Implementing techniques like numerical feature embeddings and regularization strategies improved the performance parity between DNN and traditional tabular models like LightGBM. This joint fusion framework was shown to outperform baseline models consistently across different configurations.
Experimental Evaluation
The authors conducted extensive experiments on a real-world recommendation problem at Nubank, using data consisting of multiple transaction sources. They investigated the effects of varying model parameters such as size, context length, and the volume of training data. A consistent trend was observed: larger models with longer context lengths and more training data showed pronounced improvements in performance.
Figure 2: nuFormer test AUC for different context lengths (512, 1024, 2048) with 24M and 330M models.
Figure 3: nuFormer test AUC for different amounts of training data (5M, 20M, 40M, 100M) with 24M and 330M models.
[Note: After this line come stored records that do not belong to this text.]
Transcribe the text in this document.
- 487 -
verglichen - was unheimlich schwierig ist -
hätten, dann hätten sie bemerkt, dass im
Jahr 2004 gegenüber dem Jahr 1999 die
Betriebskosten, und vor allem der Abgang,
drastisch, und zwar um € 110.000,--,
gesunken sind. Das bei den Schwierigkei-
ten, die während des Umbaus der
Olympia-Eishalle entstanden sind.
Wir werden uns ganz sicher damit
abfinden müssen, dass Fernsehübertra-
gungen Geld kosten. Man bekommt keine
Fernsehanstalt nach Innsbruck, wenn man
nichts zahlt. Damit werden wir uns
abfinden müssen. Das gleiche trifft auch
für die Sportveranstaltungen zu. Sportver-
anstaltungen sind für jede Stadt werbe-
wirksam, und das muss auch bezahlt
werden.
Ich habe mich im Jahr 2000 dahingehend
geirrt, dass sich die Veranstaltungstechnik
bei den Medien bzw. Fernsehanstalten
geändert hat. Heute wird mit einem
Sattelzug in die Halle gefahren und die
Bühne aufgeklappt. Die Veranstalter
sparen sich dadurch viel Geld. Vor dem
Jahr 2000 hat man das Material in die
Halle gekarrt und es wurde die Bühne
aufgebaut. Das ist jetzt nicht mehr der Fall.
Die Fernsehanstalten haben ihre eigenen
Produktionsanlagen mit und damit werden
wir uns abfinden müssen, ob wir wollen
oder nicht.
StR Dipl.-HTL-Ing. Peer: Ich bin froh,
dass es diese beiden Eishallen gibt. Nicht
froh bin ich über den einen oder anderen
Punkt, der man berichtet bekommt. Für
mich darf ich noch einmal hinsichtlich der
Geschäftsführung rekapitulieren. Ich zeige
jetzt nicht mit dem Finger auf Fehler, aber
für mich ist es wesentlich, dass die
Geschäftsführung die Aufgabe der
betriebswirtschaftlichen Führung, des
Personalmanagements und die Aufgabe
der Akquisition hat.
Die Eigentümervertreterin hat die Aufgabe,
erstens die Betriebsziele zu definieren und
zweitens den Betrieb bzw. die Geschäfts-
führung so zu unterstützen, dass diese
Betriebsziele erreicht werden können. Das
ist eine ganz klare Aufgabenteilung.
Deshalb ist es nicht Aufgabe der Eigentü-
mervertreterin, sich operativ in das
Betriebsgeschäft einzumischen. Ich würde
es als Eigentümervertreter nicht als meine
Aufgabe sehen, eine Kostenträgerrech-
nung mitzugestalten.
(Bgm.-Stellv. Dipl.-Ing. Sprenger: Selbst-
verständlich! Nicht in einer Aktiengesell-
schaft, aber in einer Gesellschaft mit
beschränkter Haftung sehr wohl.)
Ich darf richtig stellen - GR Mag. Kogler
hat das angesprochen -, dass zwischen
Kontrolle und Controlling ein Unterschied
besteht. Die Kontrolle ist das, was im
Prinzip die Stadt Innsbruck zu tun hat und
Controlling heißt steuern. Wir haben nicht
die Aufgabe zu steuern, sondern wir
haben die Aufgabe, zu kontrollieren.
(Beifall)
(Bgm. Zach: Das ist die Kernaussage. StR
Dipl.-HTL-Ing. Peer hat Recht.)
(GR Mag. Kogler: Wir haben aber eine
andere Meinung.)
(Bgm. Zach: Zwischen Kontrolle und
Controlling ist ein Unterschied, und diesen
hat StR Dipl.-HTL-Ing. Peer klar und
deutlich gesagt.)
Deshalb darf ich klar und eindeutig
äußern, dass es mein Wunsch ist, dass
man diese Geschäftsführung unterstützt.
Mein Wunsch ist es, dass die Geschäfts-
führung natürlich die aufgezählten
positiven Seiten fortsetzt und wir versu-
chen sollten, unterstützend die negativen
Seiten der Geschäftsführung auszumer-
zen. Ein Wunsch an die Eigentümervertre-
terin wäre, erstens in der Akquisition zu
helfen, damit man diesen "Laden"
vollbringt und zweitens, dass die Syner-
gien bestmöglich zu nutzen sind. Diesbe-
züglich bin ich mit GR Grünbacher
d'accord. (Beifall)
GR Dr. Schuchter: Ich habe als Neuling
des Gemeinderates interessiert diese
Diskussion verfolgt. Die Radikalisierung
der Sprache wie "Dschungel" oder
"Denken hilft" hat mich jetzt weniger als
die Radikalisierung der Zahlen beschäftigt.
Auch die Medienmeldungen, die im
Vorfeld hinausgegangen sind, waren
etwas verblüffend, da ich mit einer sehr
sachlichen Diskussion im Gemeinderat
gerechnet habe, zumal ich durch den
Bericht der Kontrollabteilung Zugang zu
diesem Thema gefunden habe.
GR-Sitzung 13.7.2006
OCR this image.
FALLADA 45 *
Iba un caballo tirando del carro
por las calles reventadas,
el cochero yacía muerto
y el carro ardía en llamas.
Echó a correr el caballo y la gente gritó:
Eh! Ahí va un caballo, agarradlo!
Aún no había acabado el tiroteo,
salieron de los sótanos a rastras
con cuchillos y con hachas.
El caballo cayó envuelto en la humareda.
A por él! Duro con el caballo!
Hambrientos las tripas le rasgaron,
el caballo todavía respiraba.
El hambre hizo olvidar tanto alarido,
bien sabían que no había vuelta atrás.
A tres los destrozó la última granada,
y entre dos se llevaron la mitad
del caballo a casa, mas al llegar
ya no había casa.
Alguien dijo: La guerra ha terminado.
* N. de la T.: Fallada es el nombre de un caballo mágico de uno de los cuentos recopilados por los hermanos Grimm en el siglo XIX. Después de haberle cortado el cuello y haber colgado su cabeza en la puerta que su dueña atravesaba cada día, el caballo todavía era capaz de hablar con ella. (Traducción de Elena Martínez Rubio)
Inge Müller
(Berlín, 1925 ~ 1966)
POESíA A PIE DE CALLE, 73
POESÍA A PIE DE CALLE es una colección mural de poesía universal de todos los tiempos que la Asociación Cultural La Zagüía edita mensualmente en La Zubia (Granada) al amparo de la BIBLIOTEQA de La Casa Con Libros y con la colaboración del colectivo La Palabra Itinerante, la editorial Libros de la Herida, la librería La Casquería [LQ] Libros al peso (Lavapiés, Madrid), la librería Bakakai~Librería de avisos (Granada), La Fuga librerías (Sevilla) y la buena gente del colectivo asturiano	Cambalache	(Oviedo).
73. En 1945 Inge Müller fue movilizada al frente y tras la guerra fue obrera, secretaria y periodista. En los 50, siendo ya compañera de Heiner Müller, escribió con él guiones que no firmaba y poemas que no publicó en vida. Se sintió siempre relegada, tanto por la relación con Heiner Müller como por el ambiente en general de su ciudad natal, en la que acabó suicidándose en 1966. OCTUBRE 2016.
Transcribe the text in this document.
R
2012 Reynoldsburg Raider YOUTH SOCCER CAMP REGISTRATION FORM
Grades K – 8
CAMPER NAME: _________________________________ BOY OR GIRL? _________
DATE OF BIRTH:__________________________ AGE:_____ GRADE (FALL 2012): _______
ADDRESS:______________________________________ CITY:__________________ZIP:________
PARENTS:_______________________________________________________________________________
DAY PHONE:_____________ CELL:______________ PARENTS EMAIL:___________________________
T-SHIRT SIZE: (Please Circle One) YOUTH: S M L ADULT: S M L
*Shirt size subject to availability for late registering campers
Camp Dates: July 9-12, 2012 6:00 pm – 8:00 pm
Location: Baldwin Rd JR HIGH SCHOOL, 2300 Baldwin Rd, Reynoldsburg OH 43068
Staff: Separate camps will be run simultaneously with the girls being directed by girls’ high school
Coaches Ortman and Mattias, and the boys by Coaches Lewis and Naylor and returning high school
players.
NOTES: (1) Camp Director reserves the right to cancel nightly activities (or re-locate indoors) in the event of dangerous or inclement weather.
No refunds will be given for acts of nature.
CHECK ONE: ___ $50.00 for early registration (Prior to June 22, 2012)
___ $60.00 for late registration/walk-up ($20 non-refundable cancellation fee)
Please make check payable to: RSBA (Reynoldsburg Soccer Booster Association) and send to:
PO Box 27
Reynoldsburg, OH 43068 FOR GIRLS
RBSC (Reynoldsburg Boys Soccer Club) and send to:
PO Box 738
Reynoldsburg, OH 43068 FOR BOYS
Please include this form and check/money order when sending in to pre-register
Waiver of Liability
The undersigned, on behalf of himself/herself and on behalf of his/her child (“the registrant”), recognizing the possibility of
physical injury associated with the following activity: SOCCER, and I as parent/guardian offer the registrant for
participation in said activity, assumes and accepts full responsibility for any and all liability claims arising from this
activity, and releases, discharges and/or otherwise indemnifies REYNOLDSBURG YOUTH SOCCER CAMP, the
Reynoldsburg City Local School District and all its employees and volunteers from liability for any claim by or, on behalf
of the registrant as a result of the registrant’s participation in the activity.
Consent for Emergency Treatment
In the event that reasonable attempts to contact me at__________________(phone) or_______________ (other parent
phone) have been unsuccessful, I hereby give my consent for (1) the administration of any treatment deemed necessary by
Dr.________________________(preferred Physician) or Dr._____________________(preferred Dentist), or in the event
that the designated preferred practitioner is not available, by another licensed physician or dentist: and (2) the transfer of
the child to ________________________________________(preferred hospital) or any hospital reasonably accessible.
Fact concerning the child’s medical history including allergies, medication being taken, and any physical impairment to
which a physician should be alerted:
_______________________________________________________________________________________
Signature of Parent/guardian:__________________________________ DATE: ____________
The practical implications of these findings were validated through deployment in Nubank's recommendation systems, resulting in substantial improvements in terms of user engagement and reduced churn.
Conclusion
The integration of transformer-based models in financial data processing offers a promising pathway to enhance predictive tasks across the industry. By circumventing traditional feature engineering and exploiting SSL techniques, nuFormer lays the groundwork for more effective utilization of large-scale transaction data, unlocking new potential in understanding customer behavior.
Future developments could further explore scalability and generalization of such models across other domains within fintech, establishing robust foundation models capable of addressing diverse business needs.
Figure 4: Extended test set (out-of-time) stability analysis. Compares nuFormer and the baseline.